Eugenia Rodrigues, journalist and campaigner for No Corpo Certo (In The Right Body), another black woman who wrote about the backlash against professor Ribeiro, told 4W that she solidarizes with any woman who is attacked for questioning the “trans speech.” Rodrigues says that there’s no conciliation between “trans ideology” and women’s rights. “I wholeheartedly agree with Ribeiro’s critics against this dehumanizing language… and I urge people to not only support Djamila in this issue, but also to understand the incompatibility between ‘trans speech’ and our rights.”

Marcelle Fonseca, former member of collective GARRa Feminista, who organized a lesbian march for two decades, wrote that Ribeiro’s article is important because it comes from a woman who is a liberal feminist and not a radical feminist. “She explains with a lot of clarity something that we, radical feminists, have been saying for a long time,” said Fonseca. “We left the (feminist) ‘bubble.’ That’s it.
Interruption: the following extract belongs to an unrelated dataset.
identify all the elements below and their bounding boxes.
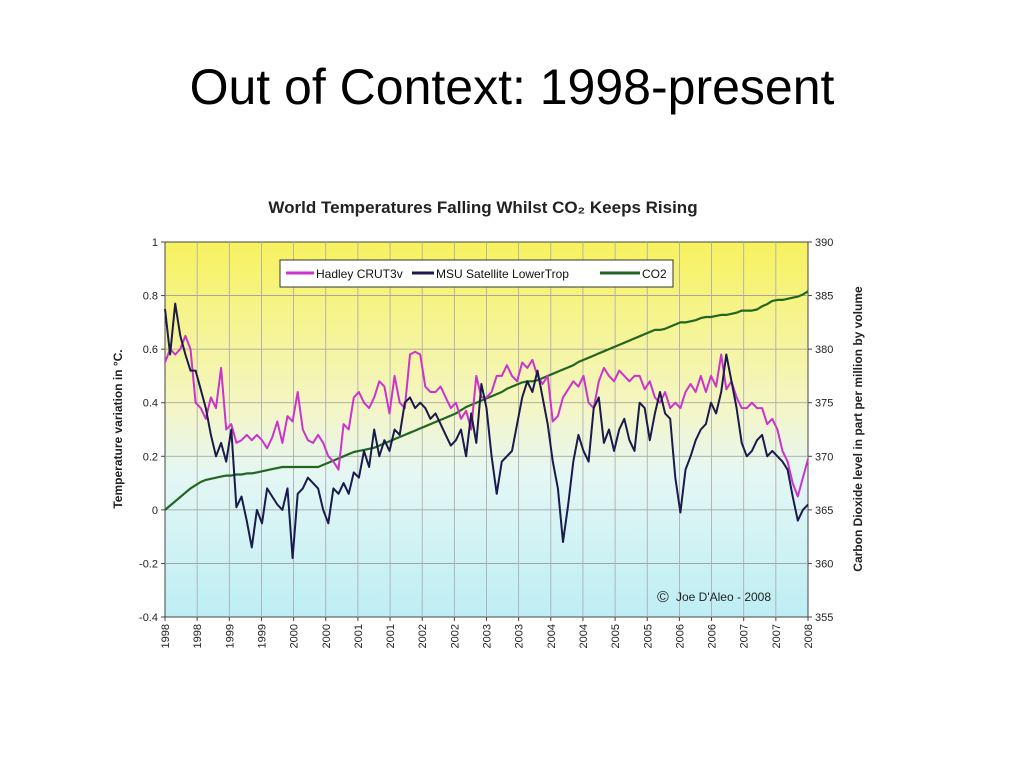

We are women.” Fonseca told 4W that Ribeiro’s article brings to the surface the debate about “biological determinism.” She added that calling women “people who menstruate” is “sexist” and reinforces female oppression, which is “directly related to our biology and presumed biological capacity. We have to be able to talk about everything that surrounds us (women) and our material reality without fear.”